Если судить о правительстве по сборнику изданных им законов, можно совершить самую забавную ошибку. Я обнаружил датированную 1757-м годом королевскую декларацию, предписывающую смертную казнь всем тем, кто будет сочинять или издавать труды, противные религии или установленному порядку. То же наказание ожидает и книгопродавца или разносчика, торгующего подобными книгами. Что это? Вернулись времена св. Доминика? Напротив, это как раз то время, когда царил Вольтер.
Часто приходилось выслушивать жалобы, будто бы французы презирают закон. Увы! Когда они могли научиться уважению законов? Можно сказать, что при Старом порядке у людей место, обычно занимаемое в сознании понятием закона, было вакантным.
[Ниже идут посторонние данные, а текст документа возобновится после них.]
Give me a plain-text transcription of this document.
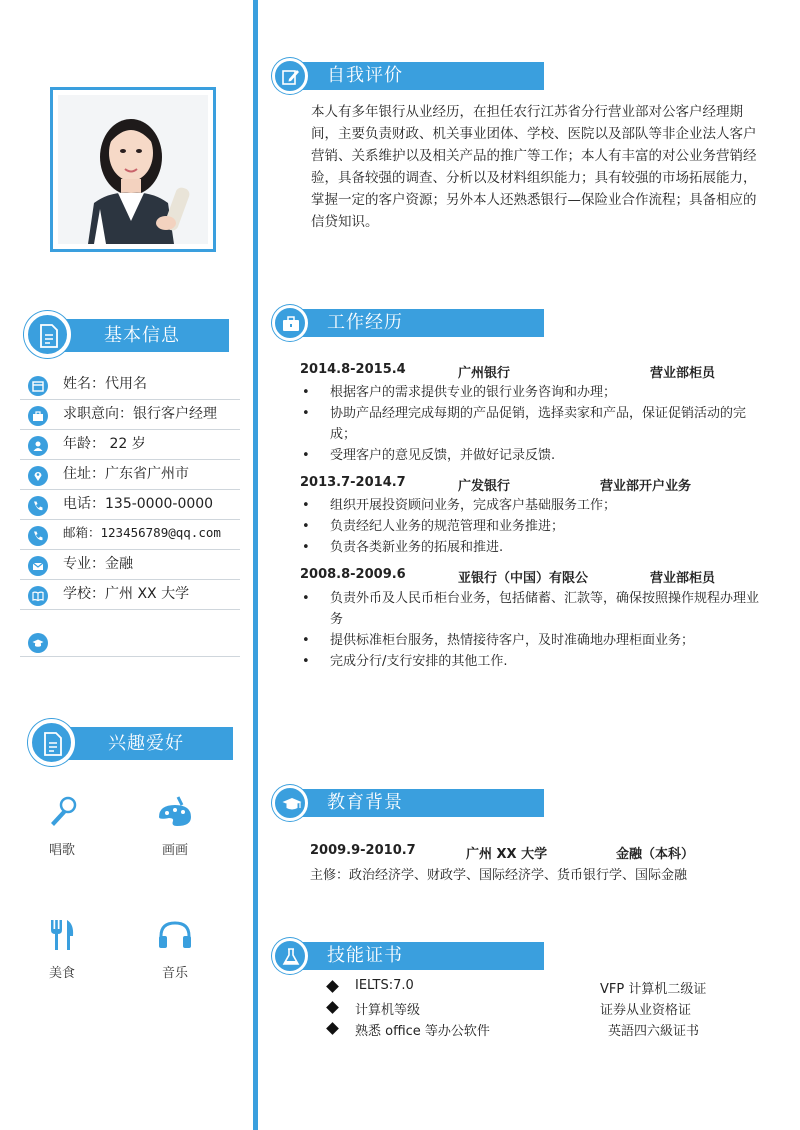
基本信息
姓名：代用名
求职意向：银行客户经理
年龄： 22 岁
住址：广东省广州市
电话：135-0000-0000
邮箱：123456789@qq.com
专业：金融
学校：广州 XX 大学
兴趣爱好
唱歌	画画
美食	音乐
自我评价
本人有多年银行从业经历，在担任农行江苏省分行营业部对公客户经理期间，主要负责财政、机关事业团体、学校、医院以及部队等非企业法人客户营销、关系维护以及相关产品的推广等工作；本人有丰富的对公业务营销经验，具备较强的调查、分析以及材料组织能力；具有较强的市场拓展能力，掌握一定的客户资源；另外本人还熟悉银行—保险业合作流程；具备相应的信贷知识。
工作经历
2014.8-2015.4	广州银行	营业部柜员
• 根据客户的需求提供专业的银行业务咨询和办理；
• 协助产品经理完成每期的产品促销，选择卖家和产品，保证促销活动的完成；
• 受理客户的意见反馈，并做好记录反馈.
2013.7-2014.7	广发银行	营业部开户业务
• 组织开展投资顾问业务，完成客户基础服务工作；
• 负责经纪人业务的规范管理和业务推进；
• 负责各类新业务的拓展和推进.
2008.8-2009.6	亚银行（中国）有限公	营业部柜员
• 负责外币及人民币柜台业务，包括储蓄、汇款等，确保按照操作规程办理业务
• 提供标准柜台服务，热情接待客户，及时准确地办理柜面业务；
• 完成分行/支行安排的其他工作.
教育背景
2009.9-2010.7	广州 XX 大学	金融（本科）
主修：政治经济学、财政学、国际经济学、货币银行学、国际金融
技能证书
IELTS:7.0	VFP 计算机二级证
计算机等级	证券从业资格证
熟悉 office 等办公软件	英語四六級证书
Каждый проситель с такой настойчивостью и властностью требует, чтобы установленное правило было нарушено в его пользу, как будто бы он добивается его исполнения. И действительно, выполнению его просьбы всегда противятся за исключением тех случаев, когда желают иметь предлог для вежливого отказа. Народ еще полностью покорен властям, но послушание его скорее результат привычки, чем желания, поскольку, если ему и приходится восстать, малейшее недовольство приводит вскоре к насилию и подавляется также почти всегда силой и произволом, а не законом.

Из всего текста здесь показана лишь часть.